If you are asked to work something out then include your working out (neatly) as part of your answer – then you may be able to get some credit for your method, even if you make a mistake or get the wrong answer.
Read the exam paper carefully: The “rubric” at the start provides important information: e.g. make sure that you know how long the exam is, how many questions you have to do, and check whether there are special directions given.You may wish to read the whole paper thoroughly before selecting the questions that you wish to answer, but, even if you don’t, do read carefully each of the questions that you do answer.
Candidates sometimes forget to answer parts of questions, for no apparent reason, and lose credit that otherwise would have easily been gained. Make sure that you have dealt with everything that has been asked.
Read the instructions on the cover of the exam answer booklets: Especially the statement about writing clearly.
Keep to a rigid timetable: Usually each question on the exam paper is worth the same amount (check this). Divide the time available equally among the questions that you have to do (you might even consider dividing the time up between the individual parts of a question). It is usually not worth struggling on with a question that is proving too difficult: if you have reached the end of the question’s time slot then you should definitely go on to a fresh question (the early parts of the next question are almost certainly more easily won credit than the struggle you are currently having); if the time slot is not up, then either attempt other parts of the current question if there are any, or go on to a fresh question and come back to the current one if you have time left at the end (and you should have if you stick to the timetable
Count the questions that you do carefully: On the one hand make sure that you do enough – if you are required to do four, and you only attempt three, then your maximum possible total mark is reduced by 25%! On the other hand make sure that you don’t do too many (unless the rubric makes it clear that you simply have to as much as you can). If we ask you to do four questions and you do five, then we will simply not count one of your answers: so you might as well have spent the time checking and polishing just four answers (it may sound ridiculous, but students actually do make this mistake every year).
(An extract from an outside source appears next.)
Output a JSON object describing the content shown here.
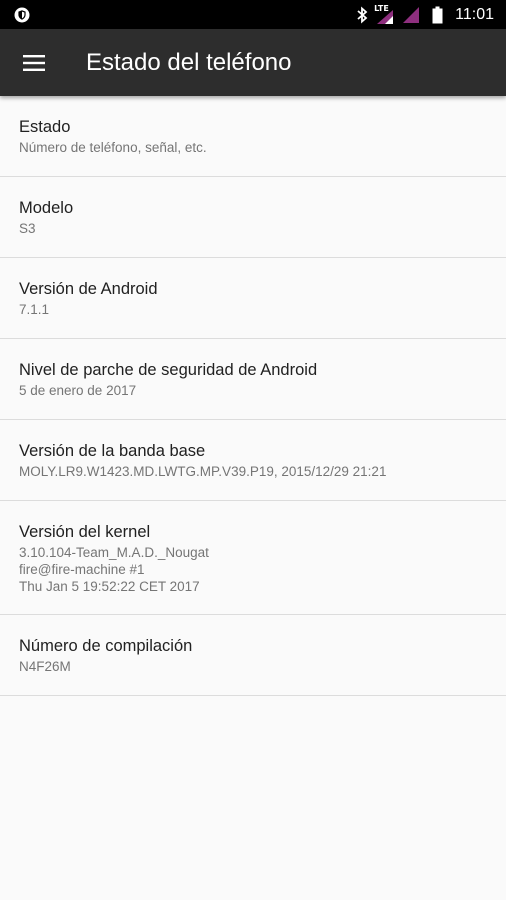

About crossing out: Examiners have no time to read any more than they have to. Therefore anything which is crossed out they tend to simply ignore (whatever stupidities it may contain). So feel free to put jottings in your exam book and then cross them out. Equally, if you have done something wrong then simply cross it out and carry on. This applies to a reasonable amount of correction within written text – but if there are too many crossings out and rearrangements then it is probably better to put a line through the whole paragraph and re-write it. You should be very wary of using Tipp-Ex to make corrections,they take so long to use for little or no benefit over a simply horizontal or diagonal stroke of the pen. Admittedly, there are occasions on which Tipp-Ex is probably useful (for example, to correct mistakes in diagrams), so I will just caution care.
Long questions vs. short questions: Questions which occupy a lot of space on the exam paper look intimidating, but this may be an illusion. Often, long questions consist of many small, well defined parts which can be answered independently: so you can probably gain straightforward marks from any part that you answer. In contrast, questions which appear to be short often consist of just a few parts, each of which requires sustained creative and compositional effort – and, although the marks are certainly available, it can be far from obvious how to guarantee that you win them!